登場してくるシーンから、英さんの持つ元気さや明るさなど、

その場をパッと華やかにしてくれる陽のオーラを放っていました。

 

初主演でしたが、緊張していなさそうだなぁ~と思っていましたら、

終演後の囲み取材の際も、

『緊張は全くしなかった』とおっしゃっていました。

 

お芝居・歌・ダンス、どれも素敵な英さんでしたが、

特に、英さんと白河さんがデュエットで一緒に歌うと、

お二人の役としての感情が歌によく乗っていて、

ハーモニーが非常にきれいでした

 

ヒロインを演じた白河さんの登場シーンで

まず思ったことは、とにかく顔が小さい!

エマの登場シーンというと、サングラスにゼブラ柄のジャケットを羽織り、

いかにもTHE・女優という場面ですが、サングラスと顔の比重があれ?・・・

と思うほど、サングラスが大きく見えました。

 

また、低音の歌が非常に魅力的だった白河さん。

今回の役は、話し方も歌声も、本役である美園さんもいつもより低く、

落ち着いた声で演じられているように感じたのですが、

そんなエマの落ち着いた風格がしっかりと感じられました

 

今回演出を担当されたのは、町田菜花さん。

今年の春には、宝塚バウホール 雪組公演

Bow Happy Romance『PR×PRince』の作・演出を務められました。

 

新人公演では、よりジョージとエマの心の動きや

惹かれあっているというポイントが丁寧に描かれ、

分かりやすかったように感じます。

今回の新人公演で一番印象に残っている主演お二人のシーンは山小屋の場面です。

 

朝になり、起きたエマに向かってまだ眠いジョージが

「まだ寝かせて」と言った後、なんとエマの肩にこてんと頭を預け、

その後には、エマの太ももに軽く抱きつくようにジョージが倒れ込みます。

そして、ジョージの「後悔していない?」という言葉の後には、

なんとエマからジョージにキスをします!

娘役さんからのキスシーンに胸のときめきが止まりませんでした

 

また、そんな素敵な演出があった新人公演ですが、

公演後の囲み取材では、まだ緊張が完全には和らいでいない中、

一生懸命取材陣に向かってお話ししてくださる白河さんを、

優しい表情で、うんうんと見つめる英さんの表情は、

とても温かさで溢れ、まるでお兄さんのようでした!

 

囲み取材の最初には、英さんは

『今回は色々な愛がテーマとなっていて、それが難しくて、

どこかに比重が偏ってしまってということが多かったので、

東京の課題として、様々な愛を見てくださっているお客様に

ダイレクトに心に届くように表現できるように頑張っていきたいです。
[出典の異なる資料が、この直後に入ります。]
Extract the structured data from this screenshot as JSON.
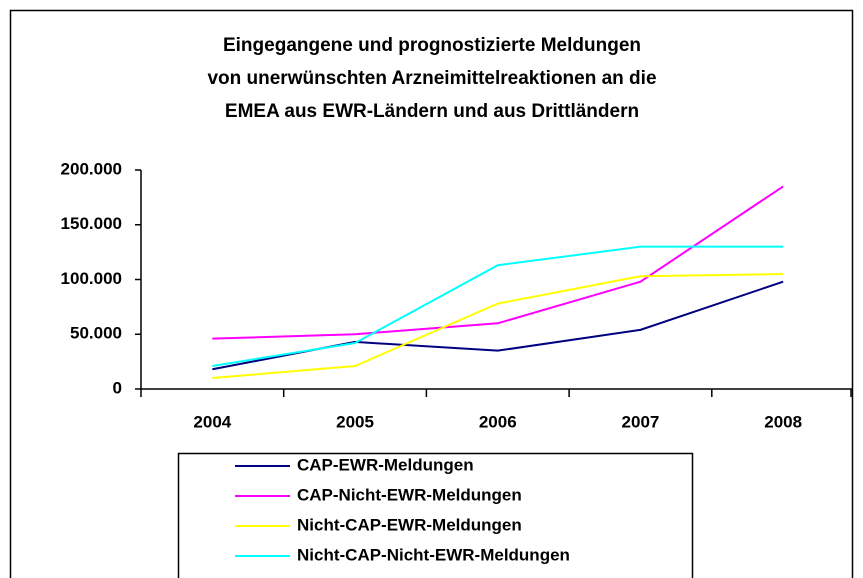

』

 

白河さんは

『今日実際に新人公演をおこなってみて、

作り上げてきたメンバーやお客様・助けてくださった方々の

愛や温かさを新人公演を終えてみて感じることができました。』

と、それぞれ話されました。

 

 

ここからは、私が特に素敵だったなと感じた皆さんをご紹介していきます

 

圧倒的な安定力で舞台を見ている観客を引きつけたのは、

100期の風間 柚乃(かざま・ゆの)さん。

 

演じられたのは、本役が組長・光月るうさん、

ホテルのコンシェルジュ、エルフィー・シュラット。

風間さんが舞台に立ち、一言セリフを放つだけで

場の空気を作っていたのはもちろん、

大切なシーンではその場をグッと締めてくださる

大きな役割を担っていたように感じます。

 

 

本役、風間柚乃さん以上に頼りなさ、

そして可愛さが増し増しだったのは、ホテルのフロント係、

フェリックス・モーザーを演じられた101期の彩音 星凪(あやおと・せな)さん。

 

天然な雰囲気がよく表現され、

ダメダメだけど思わず守ってあげたくなるようなフェリックスでした。

 

 

本役、副組長・夏月都さん。

エマの母親・ヘルタ・ヴァルトフォーゲルを演じられたのは、

101期の天紫 珠李(あまし・じゅり)さん。

 

台詞の無いお芝居、表情などでエマを想う母親の愛情を感じ、

最後にエマと再会するシーンでは、

思わず涙を誘われ、ウルウルとしてしまいました。

 

 

本公演でも、ジョージの父親を“パパさん”と呼ぶ、

非常に気になる存在。

本役は白雪さちかさんのミス・ツヴィックルを演じたのは、

101期の結愛 かれん(ゆい・かれん)さん。

 

笑うと目がなくなり、たれ目の表情が非常に可愛らしい結愛さん。

お色気たっぷりで、さらにそこに可愛さが加わり、

ペンギンのようにペタペタと歩く姿に甘い声と、

結愛さんにぴったりなチャーミングな役でした。

 

 

舞台に立つ皆さんが本当に素敵で、

目が足りない!あれもこれも見たい!と、感じる新人公演でした。

 

 

 

東京宝塚劇場での新人公演は、12月12日(木)です。